I just ignore the IDE errors regarding this.
rooserboyMemberUpdate:
I put my custom library file in the src with the java src for the components (which then gets moved to WEB-INF/classes/….). I did a shift-Cntrl in the application file and it found my library and the IDE errors went away.
But when I deployed the application, I got errors saying that my custom components could not be found.
I also tried modifying my custom library file to explicitly reference each component (following the example of contrib, but then I got error in the specification-paths. Doing a shift-Cntrl showed a list of components, but only the regular tapestry ones and contrib. My custom ones weren’t listed. I don’t want to have to explicitlyevery component, so I don’t want to go down this path anyway.
I suppose I could be doing something wrong with Tapestry, but they original way I was doing it was the easiest. It’s just that I got IDE errors.
glongmanMember@rooserboy wrote:
Update:
I put my custom library file in the src with the java src for the components (which then gets moved to WEB-INF/classes/….). I did a shift-Cntrl in the application file and it found my library and the IDE errors went away.
But when I deployed the application, I got errors saying that my custom components could not be found.
I also tried modifying my custom library file to explicitly reference each component (following the example of contrib, but then I got error in the specification-paths. Doing a shift-Cntrl showed a list of components, but only the regular tapestry ones and contrib. My custom ones weren’t listed. I don’t want to have to explicitlyevery component, so I don’t want to go down this path anyway.

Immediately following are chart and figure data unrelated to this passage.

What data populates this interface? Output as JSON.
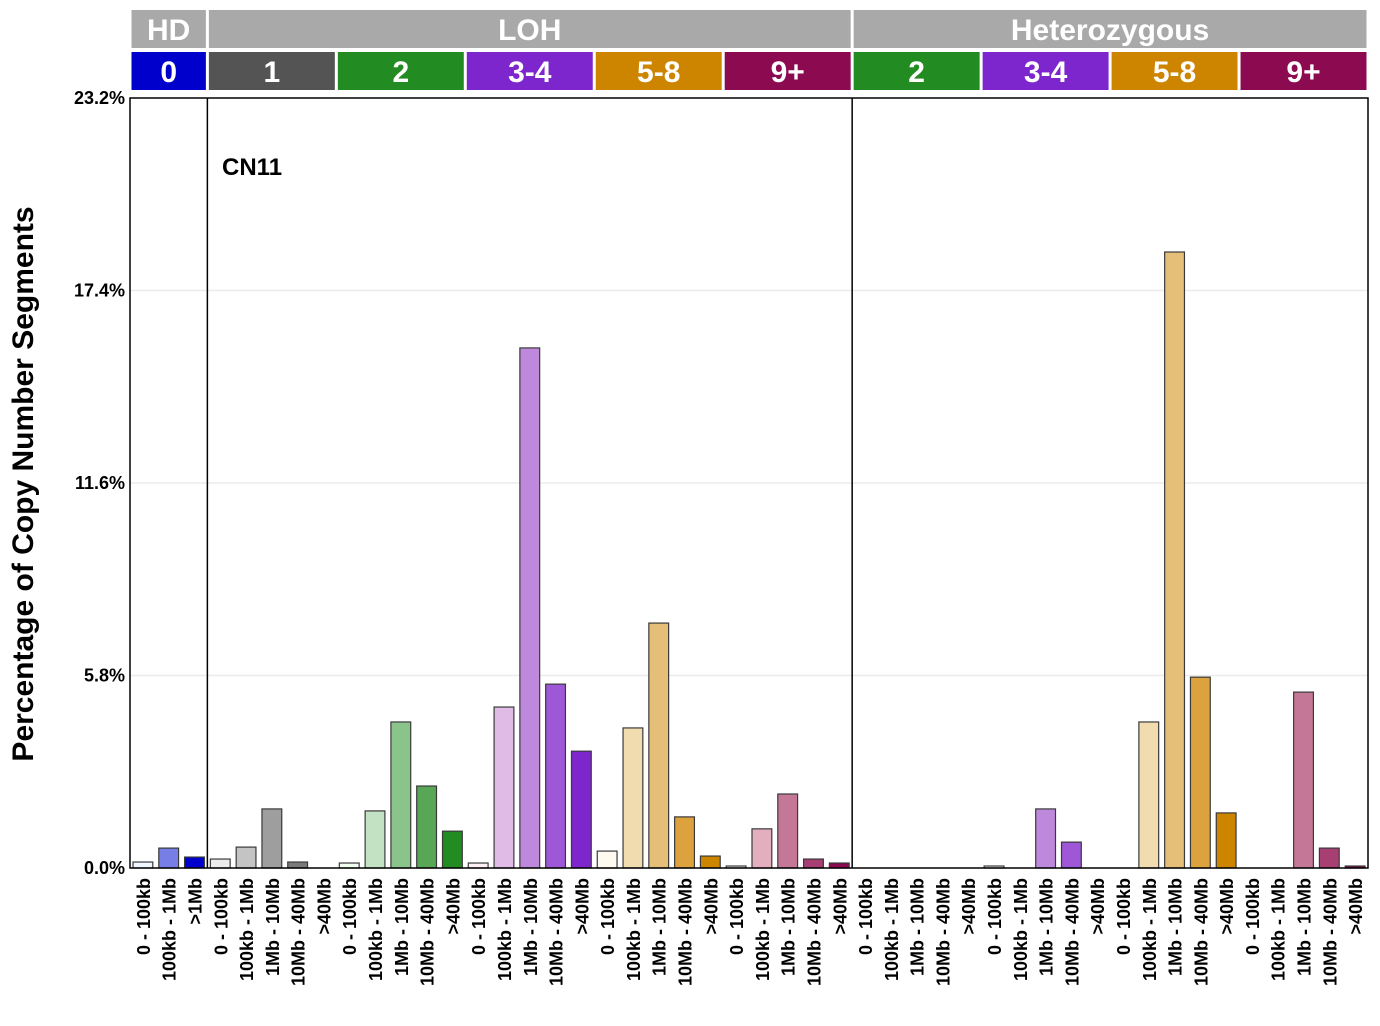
{
  "chart_data": {
    "type": "bar",
    "title": "",
    "annotation": "CN11",
    "ylabel": "Percentage of Copy Number Segments",
    "xlabel": "",
    "ylim": [
      0,
      23.2
    ],
    "yticks": [
      "0.0%",
      "5.8%",
      "11.6%",
      "17.4%",
      "23.2%"
    ],
    "ytick_values": [
      0,
      5.8,
      11.6,
      17.4,
      23.2
    ],
    "grid": true,
    "header_color": "#a9a9a9",
    "top_groups": [
      {
        "label": "HD",
        "subgroups": [
          0
        ]
      },
      {
        "label": "LOH",
        "subgroups": [
          1,
          2,
          3,
          4,
          5
        ]
      },
      {
        "label": "Heterozygous",
        "subgroups": [
          6,
          7,
          8,
          9
        ]
      }
    ],
    "subgroups": [
      {
        "label": "0",
        "color": "#0000cd",
        "categories": [
          "0 - 100kb",
          "100kb - 1Mb",
          ">1Mb"
        ],
        "values": [
          0.18,
          0.6,
          0.33
        ],
        "colors": [
          "#eef6ff",
          "#777ee6",
          "#0000cd"
        ]
      },
      {
        "label": "1",
        "color": "#545454",
        "categories": [
          "0 - 100kb",
          "100kb - 1Mb",
          "1Mb - 10Mb",
          "10Mb - 40Mb",
          ">40Mb"
        ],
        "values": [
          0.27,
          0.63,
          1.78,
          0.18,
          0.0
        ],
        "colors": [
          "#ececec",
          "#c4c4c4",
          "#9e9e9e",
          "#7a7a7a",
          "#545454"
        ]
      },
      {
        "label": "2",
        "color": "#228b22",
        "categories": [
          "0 - 100kb",
          "100kb - 1Mb",
          "1Mb - 10Mb",
          "10Mb - 40Mb",
          ">40Mb"
        ],
        "values": [
          0.15,
          1.72,
          4.4,
          2.47,
          1.11
        ],
        "colors": [
          "#f0fff0",
          "#c3e2c3",
          "#8ac48a",
          "#57a757",
          "#228b22"
        ]
      },
      {
        "label": "3-4",
        "color": "#7d26cd",
        "categories": [
          "0 - 100kb",
          "100kb - 1Mb",
          "1Mb - 10Mb",
          "10Mb - 40Mb",
          ">40Mb"
        ],
        "values": [
          0.15,
          4.85,
          15.67,
          5.54,
          3.52
        ],
        "colors": [
          "#fff0f5",
          "#e0bbe6",
          "#be88dd",
          "#9e57d6",
          "#7d26cd"
        ]
      },
      {
        "label": "5-8",
        "color": "#cd8500",
        "categories": [
          "0 - 100kb",
          "100kb - 1Mb",
          "1Mb - 10Mb",
          "10Mb - 40Mb",
          ">40Mb"
        ],
        "values": [
          0.51,
          4.22,
          7.38,
          1.54,
          0.36
        ],
        "colors": [
          "#fffaf0",
          "#f1dcb0",
          "#e5bf78",
          "#dba23e",
          "#cd8500"
        ]
      },
      {
        "label": "9+",
        "color": "#8b0a50",
        "categories": [
          "0 - 100kb",
          "100kb - 1Mb",
          "1Mb - 10Mb",
          "10Mb - 40Mb",
          ">40Mb"
        ],
        "values": [
          0.06,
          1.18,
          2.23,
          0.27,
          0.15
        ],
        "colors": [
          "#fbeef0",
          "#e3aebe",
          "#c57798",
          "#a73f73",
          "#8b0a50"
        ]
      },
      {
        "label": "2",
        "color": "#228b22",
        "categories": [
          "0 - 100kb",
          "100kb - 1Mb",
          "1Mb - 10Mb",
          "10Mb - 40Mb",
          ">40Mb"
        ],
        "values": [
          0,
          0,
          0,
          0,
          0
        ],
        "colors": [
          "#f0fff0",
          "#c3e2c3",
          "#8ac48a",
          "#57a757",
          "#228b22"
        ]
      },
      {
        "label": "3-4",
        "color": "#7d26cd",
        "categories": [
          "0 - 100kb",
          "100kb - 1Mb",
          "1Mb - 10Mb",
          "10Mb - 40Mb",
          ">40Mb"
        ],
        "values": [
          0.06,
          0,
          1.78,
          0.78,
          0
        ],
        "colors": [
          "#fff0f5",
          "#e0bbe6",
          "#be88dd",
          "#9e57d6",
          "#7d26cd"
        ]
      },
      {
        "label": "5-8",
        "color": "#cd8500",
        "categories": [
          "0 - 100kb",
          "100kb - 1Mb",
          "1Mb - 10Mb",
          "10Mb - 40Mb",
          ">40Mb"
        ],
        "values": [
          0,
          4.4,
          18.56,
          5.75,
          1.66
        ],
        "colors": [
          "#fffaf0",
          "#f1dcb0",
          "#e5bf78",
          "#dba23e",
          "#cd8500"
        ]
      },
      {
        "label": "9+",
        "color": "#8b0a50",
        "categories": [
          "0 - 100kb",
          "100kb - 1Mb",
          "1Mb - 10Mb",
          "10Mb - 40Mb",
          ">40Mb"
        ],
        "values": [
          0,
          0,
          5.3,
          0.6,
          0.06
        ],
        "colors": [
          "#fbeef0",
          "#e3aebe",
          "#c57798",
          "#a73f73",
          "#8b0a50"
        ]
      }
    ]
  }
}
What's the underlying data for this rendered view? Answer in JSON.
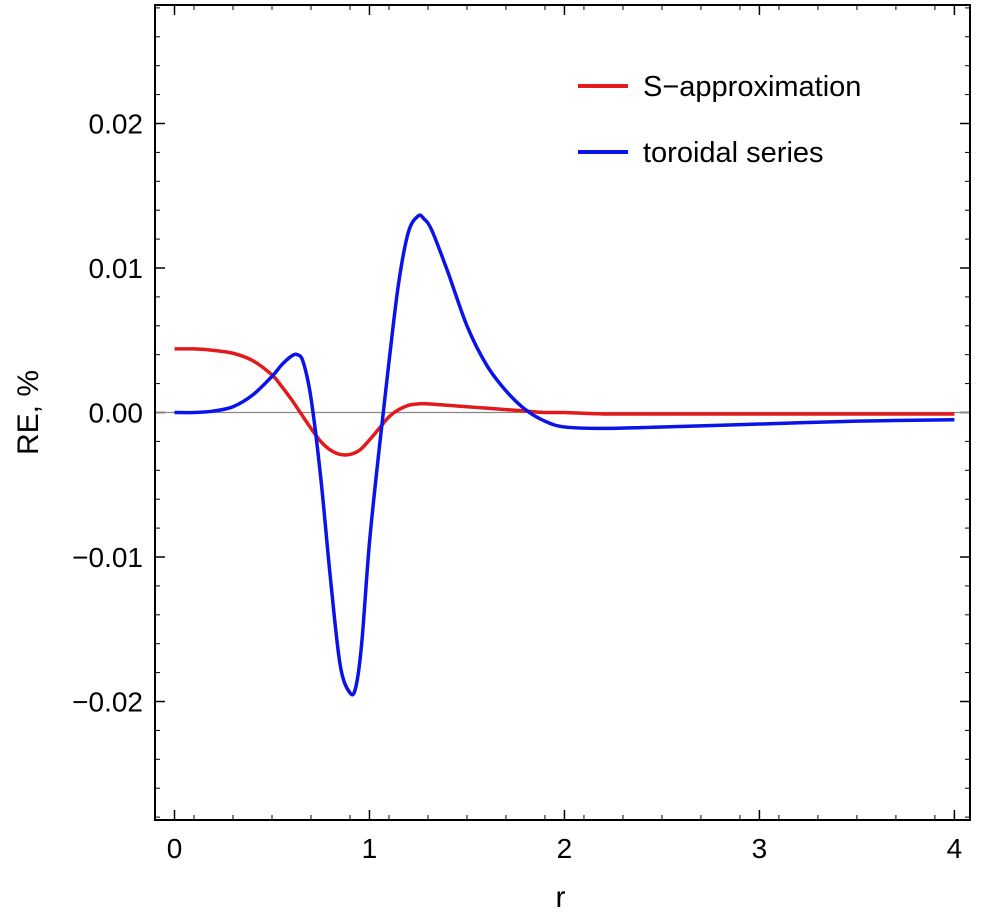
{
  "chart_data": {
    "type": "line",
    "xlabel": "r",
    "ylabel": "RE, %",
    "xlim": [
      -0.1,
      4.08
    ],
    "ylim": [
      -0.0282,
      0.0282
    ],
    "xticks": [
      0,
      1,
      2,
      3,
      4
    ],
    "xtick_labels": [
      "0",
      "1",
      "2",
      "3",
      "4"
    ],
    "yticks": [
      0.02,
      0.01,
      0.0,
      -0.01,
      -0.02
    ],
    "ytick_labels": [
      "0.02",
      "0.01",
      "0.00",
      "−0.01",
      "−0.02"
    ],
    "grid": false,
    "zero_line": true,
    "legend_position": "top-right",
    "series": [
      {
        "name": "S−approximation",
        "color": "#e31a1c",
        "x": [
          0,
          0.1,
          0.2,
          0.3,
          0.4,
          0.5,
          0.55,
          0.6,
          0.65,
          0.7,
          0.75,
          0.8,
          0.85,
          0.9,
          0.95,
          1.0,
          1.05,
          1.1,
          1.15,
          1.2,
          1.25,
          1.3,
          1.4,
          1.5,
          1.6,
          1.7,
          1.8,
          1.9,
          2.0,
          2.2,
          2.5,
          3.0,
          3.5,
          4.0
        ],
        "y": [
          0.0044,
          0.0044,
          0.0043,
          0.0041,
          0.0036,
          0.0026,
          0.0018,
          0.0009,
          -0.0001,
          -0.0011,
          -0.002,
          -0.0026,
          -0.0029,
          -0.0029,
          -0.0026,
          -0.0019,
          -0.0011,
          -0.0003,
          0.0002,
          0.0005,
          0.0006,
          0.0006,
          0.0005,
          0.0004,
          0.0003,
          0.0002,
          0.0001,
          0.0,
          0.0,
          -0.0001,
          -0.0001,
          -0.0001,
          -0.0001,
          -0.0001
        ]
      },
      {
        "name": "toroidal series",
        "color": "#0a14e8",
        "x": [
          0,
          0.1,
          0.2,
          0.3,
          0.4,
          0.5,
          0.55,
          0.6,
          0.63,
          0.66,
          0.7,
          0.75,
          0.8,
          0.85,
          0.9,
          0.93,
          0.96,
          1.0,
          1.05,
          1.1,
          1.15,
          1.2,
          1.25,
          1.28,
          1.32,
          1.4,
          1.5,
          1.6,
          1.7,
          1.8,
          1.9,
          2.0,
          2.2,
          2.5,
          3.0,
          3.5,
          4.0
        ],
        "y": [
          0.0,
          0.0,
          0.0001,
          0.0004,
          0.0012,
          0.0025,
          0.0033,
          0.0039,
          0.004,
          0.0035,
          0.001,
          -0.0045,
          -0.0115,
          -0.0175,
          -0.0194,
          -0.019,
          -0.016,
          -0.009,
          -0.0025,
          0.0035,
          0.009,
          0.0125,
          0.0136,
          0.0134,
          0.0126,
          0.0098,
          0.006,
          0.0033,
          0.0015,
          0.0002,
          -0.0006,
          -0.001,
          -0.0011,
          -0.001,
          -0.0008,
          -0.0006,
          -0.0005
        ]
      }
    ]
  }
}
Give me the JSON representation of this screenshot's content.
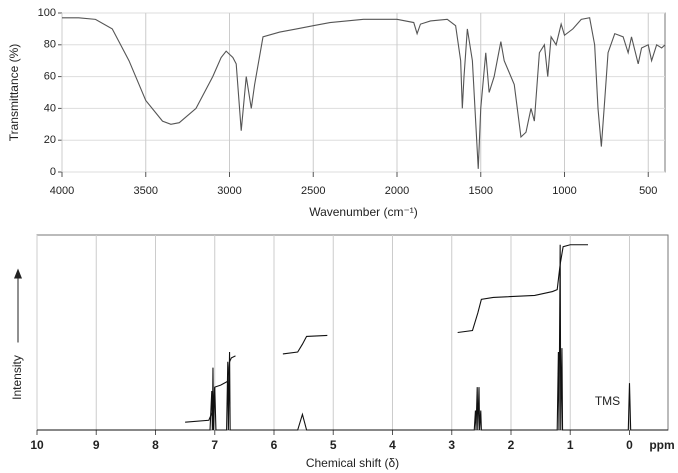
{
  "chart_data": [
    {
      "type": "line",
      "x_label": "Wavenumber (cm⁻¹)",
      "y_label": "Transmittance (%)",
      "xlim": [
        4000,
        400
      ],
      "ylim": [
        0,
        100
      ],
      "xticks": [
        4000,
        3500,
        3000,
        2500,
        2000,
        1500,
        1000,
        500
      ],
      "yticks": [
        0,
        20,
        40,
        60,
        80,
        100
      ],
      "grid": true,
      "series": [
        {
          "color": "#555555",
          "x": [
            4000,
            3900,
            3800,
            3700,
            3600,
            3500,
            3400,
            3350,
            3300,
            3200,
            3100,
            3050,
            3020,
            2980,
            2960,
            2930,
            2900,
            2870,
            2850,
            2800,
            2700,
            2600,
            2500,
            2400,
            2300,
            2200,
            2100,
            2000,
            1900,
            1880,
            1860,
            1800,
            1700,
            1650,
            1620,
            1610,
            1600,
            1580,
            1550,
            1515,
            1500,
            1470,
            1450,
            1420,
            1380,
            1360,
            1300,
            1260,
            1230,
            1200,
            1180,
            1150,
            1120,
            1100,
            1080,
            1050,
            1020,
            1000,
            950,
            900,
            850,
            820,
            800,
            780,
            760,
            740,
            700,
            650,
            620,
            600,
            560,
            540,
            500,
            480,
            450,
            420,
            400
          ],
          "values": [
            97,
            97,
            96,
            90,
            70,
            45,
            32,
            30,
            31,
            40,
            60,
            72,
            76,
            72,
            68,
            26,
            60,
            40,
            55,
            85,
            88,
            90,
            92,
            94,
            95,
            96,
            96,
            96,
            94,
            87,
            93,
            95,
            96,
            92,
            70,
            40,
            60,
            90,
            70,
            2,
            40,
            75,
            50,
            60,
            82,
            70,
            55,
            22,
            25,
            40,
            32,
            75,
            80,
            60,
            85,
            80,
            93,
            86,
            90,
            96,
            97,
            80,
            40,
            16,
            45,
            75,
            87,
            85,
            75,
            85,
            68,
            78,
            80,
            70,
            80,
            78,
            80
          ]
        }
      ]
    },
    {
      "type": "line",
      "x_label": "Chemical shift (δ)",
      "y_label": "Intensity",
      "x_unit": "ppm",
      "annotation": "TMS",
      "xlim": [
        10,
        -0.65
      ],
      "ylim": [
        0,
        100
      ],
      "xticks": [
        10,
        9,
        8,
        7,
        6,
        5,
        4,
        3,
        2,
        1,
        0
      ],
      "grid": true,
      "series": [
        {
          "color": "#111111",
          "x": [
            10,
            7.08,
            7.05,
            7.04,
            7.03,
            7.02,
            7.0,
            6.98,
            6.8,
            6.78,
            6.77,
            6.75,
            6.74,
            5.6,
            5.52,
            5.45,
            2.62,
            2.6,
            2.59,
            2.57,
            2.56,
            2.54,
            2.53,
            2.51,
            2.5,
            1.22,
            1.2,
            1.19,
            1.17,
            1.16,
            1.14,
            1.13,
            0.02,
            0,
            -0.02,
            -0.65
          ],
          "values": [
            0,
            0,
            20,
            0,
            32,
            0,
            22,
            0,
            0,
            35,
            0,
            40,
            0,
            0,
            8,
            0,
            0,
            10,
            0,
            22,
            0,
            22,
            0,
            10,
            0,
            0,
            40,
            0,
            95,
            0,
            42,
            0,
            0,
            24,
            0,
            0
          ]
        },
        {
          "color": "#111111",
          "x": [
            7.5,
            7.1,
            7.03,
            7.0,
            6.9,
            6.78,
            6.75,
            6.72,
            6.65
          ],
          "values": [
            4,
            5,
            10,
            22,
            23,
            25,
            35,
            37,
            38
          ]
        },
        {
          "color": "#111111",
          "x": [
            5.85,
            5.6,
            5.52,
            5.45,
            5.1
          ],
          "values": [
            39,
            40,
            44,
            48,
            48.5
          ]
        },
        {
          "color": "#111111",
          "x": [
            2.9,
            2.65,
            2.56,
            2.5,
            2.3,
            1.6,
            1.3,
            1.22,
            1.17,
            1.12,
            1.0,
            0.7
          ],
          "values": [
            50,
            51,
            60,
            67,
            68,
            69,
            71,
            72,
            85,
            94,
            95,
            95
          ]
        }
      ]
    }
  ]
}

I suppose I could be doing something wrong with Tapestry, but they original way I was doing it was the easiest. It’s just that I got IDE errors.
ok, I’m confused. Something is going on here and I’m not unwilling to lay the blame on the Spindle implementation. I’ll give this a hard look asap.
Geoff
rooserboyMemberDon’t spend too much time on it on my account. But thanks!
glongmanMember@rooserboy wrote:
Don’t spend too much time on it on my account. But thanks!
I found the problem. Seems I missed something in the way that library specs are resolved. Working the problem, no eta for a fix at this time.